While there’s really no need to OC the card as it performs superbly in both Witcher 3 and Doom, I still tried a more aggressive fan curve and undervolted it by a bit. The results were a 6 degree drop in temperature down to 74c max. However, the tradeoff is an increased fan RPM to 2500. At that level, the fans are now audible, yet still acceptable or not jet engine level. In fact, the only way I can hear it is if I turn off all fans in my room, and set my case fans down to its lowest settings. Still, I feel 2500 RPM is the max I’m comfortable with.
The GPU Tweak II does have its limitations for a more thorough custom setting. On the other hand, it’s perfect for a one-touch-and-forget-
Lastly, I performed some benchmarks using Unigine Heaven and Firemark. The results are posted below. Even if it didn’t get a really high score (partly because I only use an i5-6500), I reckon this is more for the enthusiasts than an average gamer.
All in all, the Asus ROG Strix RX 480 does what it meant to do – be the best 1080p card, rivaling the Nvidia’s GTX 1060. While the GTX 1060 might see more performance at this level, it also comes at a higher cost. There’s also the forward-looking nature of the RX 480, wherein newer games are expected to take advantage of DX12, a field where the RX 480 dominates.
(th Asus RX 480 in its temporary home :c)
The fierce competition of Nvidia vs AMD in the GPU department only got more muddled with a very impressive card from Asus. The Asus ROG Strix RX 480 gives an impressive balance between aesthetics, performance, and build quality. If you’re not a big fan of Nvidia then the Asus ROG Strix RX 480 is a definite choice!

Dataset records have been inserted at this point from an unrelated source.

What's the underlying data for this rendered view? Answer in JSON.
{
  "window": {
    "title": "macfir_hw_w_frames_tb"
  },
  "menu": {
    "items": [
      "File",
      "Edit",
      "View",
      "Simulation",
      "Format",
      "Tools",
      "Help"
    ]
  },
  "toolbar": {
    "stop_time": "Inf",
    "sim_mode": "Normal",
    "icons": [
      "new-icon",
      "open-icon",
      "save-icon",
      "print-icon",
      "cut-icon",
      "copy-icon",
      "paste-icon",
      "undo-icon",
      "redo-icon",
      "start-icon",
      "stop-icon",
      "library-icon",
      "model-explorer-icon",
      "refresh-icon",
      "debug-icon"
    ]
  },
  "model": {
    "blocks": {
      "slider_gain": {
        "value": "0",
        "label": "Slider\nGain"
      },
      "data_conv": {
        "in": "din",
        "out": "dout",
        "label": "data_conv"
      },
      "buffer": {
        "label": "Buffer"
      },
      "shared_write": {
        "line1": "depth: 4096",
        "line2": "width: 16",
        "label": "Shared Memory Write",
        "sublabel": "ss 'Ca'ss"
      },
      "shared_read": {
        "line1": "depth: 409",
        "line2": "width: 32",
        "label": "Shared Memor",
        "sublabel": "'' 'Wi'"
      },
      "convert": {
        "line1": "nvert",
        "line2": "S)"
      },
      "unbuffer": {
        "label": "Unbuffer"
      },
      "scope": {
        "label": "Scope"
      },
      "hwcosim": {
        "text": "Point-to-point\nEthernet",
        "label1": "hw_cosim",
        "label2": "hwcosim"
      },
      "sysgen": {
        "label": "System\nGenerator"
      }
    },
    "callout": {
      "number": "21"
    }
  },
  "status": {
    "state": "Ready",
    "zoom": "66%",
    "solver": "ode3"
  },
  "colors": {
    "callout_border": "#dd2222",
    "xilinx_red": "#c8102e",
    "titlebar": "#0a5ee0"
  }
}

The ASUS ROG Strix RX 480 will be priced at roughly 18-19k per ASUS representative. It’s currently out of stock but they will replenish by September. If you feel that price point is juuuust a bit out of your budget-range, don’t worry because we got word from ASUS that they will be releasing this as well:
The ASUS DUAL RX480 is the more budget-friendly cousin of Strix and is priced at around 13k only. There are varying differences in performance and specifications, of course (you get more out of the Strix RX480), but these ones will do the job right. We’ll update this post once we get more info on release dates and actual SRP price.